This allows you to bind (or "bind") your own data using the function you want to call the library, without a library that needs to know anything about your data.
Since you are looking at Boost.Asio, look at the tutorial for binding arguments to a handler . They have a function that they want to use as a handler, for which they need pointers to their own data, the timer itself and the counter:
void print(const boost::system::error_code& , boost::asio::deadline_timer* t, int* count) {
The async_wait timer async_wait calls the user-called function when the timer expires; but gives only the first of these arguments. The handler has the form
void handler( const boost::system::error_code& error // Result of operation. );
Thus, we can use bind to convert our function (wanting three arguments) to a unit that wants only one argument, by specifying values โโthat should be passed as the other two:
t.async_wait(boost::bind(print, boost::asio::placeholders::error, &t, &count));
The result of bind is a function object (i.e. an object of type class that overloads the function call operator() , operator() ), which in this case takes one argument.

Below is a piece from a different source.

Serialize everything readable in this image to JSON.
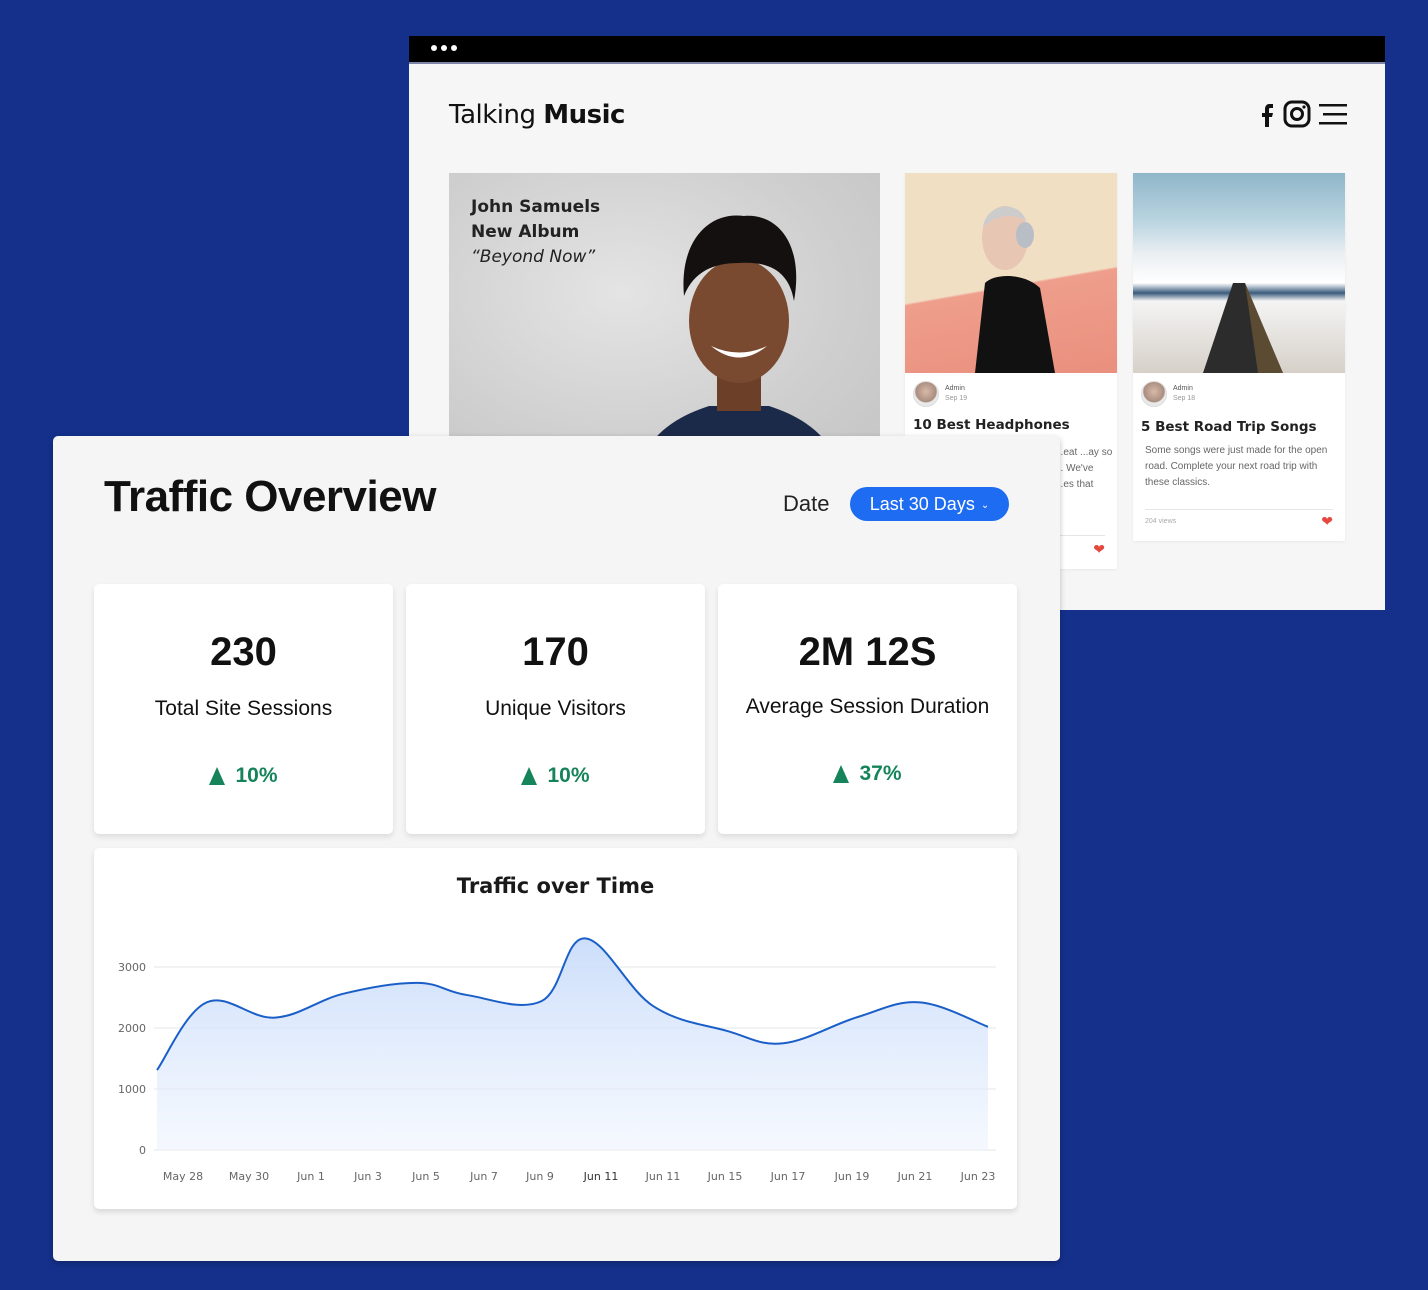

The placeholders::error argument says that the first argument is still the argument of the new function type; the other two arguments are assigned the values &t and &count when calling a new function. Therefore, if we ourselves called it:
auto f = boost::bind(print, boost::asio::placeholders::error, &t, &count) f(some_error);
this will have the same effect as calling the original function with these arguments:
print(some_error, &t, &count);
Now that the timer expires, our function is called with the arguments we provided, without the Asio library, which should know anything about them.